Suicide bomber lived off Swedish student aid

Stockholm suicide bomber Taimour Abdulwahab received more money from the Swedish state than from his terrorist financiers, including a 54,000-kronor ($8,550) payout made after he bled to death in his failed terror bid.

Suicide bomber lived off Swedish student aid

All told, Abdulwahab received nearly 750,000 kronor ($119,000) from the Swedish National Board for Student Aid (Centrala studiestödsnämnden, CSN), the Dagens Nyheter (DN) newspaper reports.

The figure is more than ten times the estimated $8,000 sum cited in a Scottish court’s conviction last year of Nesserdine Menni, who was sentenced to seven years in prison for funding Abdulwahab’s December 2010 attack in Stockholm.

The revelations come from Swedish author Mats Ekman, the author of a book on Iraqi intelligence activities in Sweden during Saddam Hussein’s rule of Iraq.

Ekman examined all of Abdulwahab’s student aid applications and payments, and discovered the Stockholm suicide bomber frequently sent certificates to CSN verifying his coursework.

“I would like to thank CSN and wish you all a Merry Christmas and a Happy New Year,” Abdulwahab wrote at the end of one of his letters to the agency.
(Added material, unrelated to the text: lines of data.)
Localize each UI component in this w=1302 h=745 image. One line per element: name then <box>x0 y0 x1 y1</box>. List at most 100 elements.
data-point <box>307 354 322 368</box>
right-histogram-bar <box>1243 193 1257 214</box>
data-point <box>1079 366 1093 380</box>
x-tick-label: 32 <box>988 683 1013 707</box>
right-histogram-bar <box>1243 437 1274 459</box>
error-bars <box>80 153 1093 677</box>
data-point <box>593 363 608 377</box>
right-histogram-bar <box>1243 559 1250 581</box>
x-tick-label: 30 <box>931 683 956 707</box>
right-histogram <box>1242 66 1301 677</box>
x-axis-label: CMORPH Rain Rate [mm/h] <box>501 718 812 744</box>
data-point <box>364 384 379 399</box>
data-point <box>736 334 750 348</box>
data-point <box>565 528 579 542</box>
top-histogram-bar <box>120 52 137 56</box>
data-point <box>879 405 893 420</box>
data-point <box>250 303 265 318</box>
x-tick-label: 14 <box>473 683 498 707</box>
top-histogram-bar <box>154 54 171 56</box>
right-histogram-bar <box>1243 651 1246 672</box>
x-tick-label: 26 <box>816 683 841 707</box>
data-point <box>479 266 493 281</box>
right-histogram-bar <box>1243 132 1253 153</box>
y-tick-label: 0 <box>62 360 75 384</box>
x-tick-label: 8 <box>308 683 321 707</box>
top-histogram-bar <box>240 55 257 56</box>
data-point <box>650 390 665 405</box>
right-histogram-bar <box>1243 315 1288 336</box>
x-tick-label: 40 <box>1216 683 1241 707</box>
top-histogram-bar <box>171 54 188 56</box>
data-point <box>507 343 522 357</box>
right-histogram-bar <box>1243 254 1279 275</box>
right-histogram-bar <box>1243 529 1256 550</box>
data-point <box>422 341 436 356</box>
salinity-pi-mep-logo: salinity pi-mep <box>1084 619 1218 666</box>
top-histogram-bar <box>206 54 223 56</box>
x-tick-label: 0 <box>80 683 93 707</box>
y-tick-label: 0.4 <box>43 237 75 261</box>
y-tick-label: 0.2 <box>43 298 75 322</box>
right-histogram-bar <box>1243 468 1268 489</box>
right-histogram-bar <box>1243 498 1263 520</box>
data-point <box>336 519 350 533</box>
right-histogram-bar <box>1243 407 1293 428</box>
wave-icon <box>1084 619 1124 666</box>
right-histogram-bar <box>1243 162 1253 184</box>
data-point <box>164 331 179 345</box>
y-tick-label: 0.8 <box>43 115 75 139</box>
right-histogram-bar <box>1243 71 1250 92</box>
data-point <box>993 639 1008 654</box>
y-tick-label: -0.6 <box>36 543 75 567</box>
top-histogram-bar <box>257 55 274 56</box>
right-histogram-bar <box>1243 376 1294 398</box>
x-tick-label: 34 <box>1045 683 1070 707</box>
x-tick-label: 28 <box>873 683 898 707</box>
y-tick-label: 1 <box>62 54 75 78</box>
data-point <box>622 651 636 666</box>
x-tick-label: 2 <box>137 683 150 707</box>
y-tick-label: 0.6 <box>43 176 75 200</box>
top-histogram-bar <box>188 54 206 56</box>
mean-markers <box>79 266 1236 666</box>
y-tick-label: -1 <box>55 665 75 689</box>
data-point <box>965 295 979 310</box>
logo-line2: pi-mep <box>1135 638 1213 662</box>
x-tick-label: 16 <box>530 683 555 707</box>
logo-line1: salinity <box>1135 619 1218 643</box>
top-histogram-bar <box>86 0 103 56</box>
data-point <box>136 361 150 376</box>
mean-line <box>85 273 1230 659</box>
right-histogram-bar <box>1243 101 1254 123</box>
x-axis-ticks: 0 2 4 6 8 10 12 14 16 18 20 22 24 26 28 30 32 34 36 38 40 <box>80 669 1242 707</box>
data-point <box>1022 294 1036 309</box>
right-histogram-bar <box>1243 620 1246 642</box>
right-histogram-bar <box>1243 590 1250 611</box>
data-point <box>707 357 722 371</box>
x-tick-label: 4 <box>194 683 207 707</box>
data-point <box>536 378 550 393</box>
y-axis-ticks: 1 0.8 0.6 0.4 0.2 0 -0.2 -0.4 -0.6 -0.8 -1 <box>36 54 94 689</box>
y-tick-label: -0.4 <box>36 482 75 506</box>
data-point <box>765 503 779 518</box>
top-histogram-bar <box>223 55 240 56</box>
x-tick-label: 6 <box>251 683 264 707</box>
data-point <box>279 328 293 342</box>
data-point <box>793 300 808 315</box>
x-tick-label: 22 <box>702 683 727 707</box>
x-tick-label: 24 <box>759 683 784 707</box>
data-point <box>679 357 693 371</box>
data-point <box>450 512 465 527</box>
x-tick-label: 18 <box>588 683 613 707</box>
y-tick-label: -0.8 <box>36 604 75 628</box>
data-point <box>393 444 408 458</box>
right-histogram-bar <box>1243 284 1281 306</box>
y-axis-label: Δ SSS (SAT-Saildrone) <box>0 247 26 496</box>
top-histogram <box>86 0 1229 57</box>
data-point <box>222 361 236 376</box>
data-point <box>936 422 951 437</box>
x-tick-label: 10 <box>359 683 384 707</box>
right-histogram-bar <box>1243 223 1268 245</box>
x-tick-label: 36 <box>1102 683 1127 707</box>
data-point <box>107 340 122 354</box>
According to Ekman’s research, Abdulwahab first applied for student aid in the late 1990s and used the money he received from the Swedish agency to fund his studies in Luton, England, the place where the Iraqi-born Swede is believed to have became inspired by militant Islamism.

It remains unclear what happened to the 54,000 kronor sent by CSN to Abdulwahab two days after he died in the December 2012 suicide bomb attack in a busy shopping district in central Stockholm.

After Abdulwahab’s death, CSN subsequently wrote off 670,000 kronor of his student loan debt.

Prosecutor Agnetha Hilding Qvarnström continues to investigate the suicide bomb attack but refused to speculate on how much money Abdulwahab may have spent or whether Swedish student aid money may have been used to buy materials used in the bomb attack.

Hilding Qvarnström is expected to present her investigation some time in the spring.

The revelations may also lead to changes in how CSN deals with outstanding debts when someone dies with outstanding dues.

“This has been a real eye-opener for us,” CSN spokesman Klas Elfving told DN, adding that the payment was authorized on December 9th, prior to Abdulwahab’s death.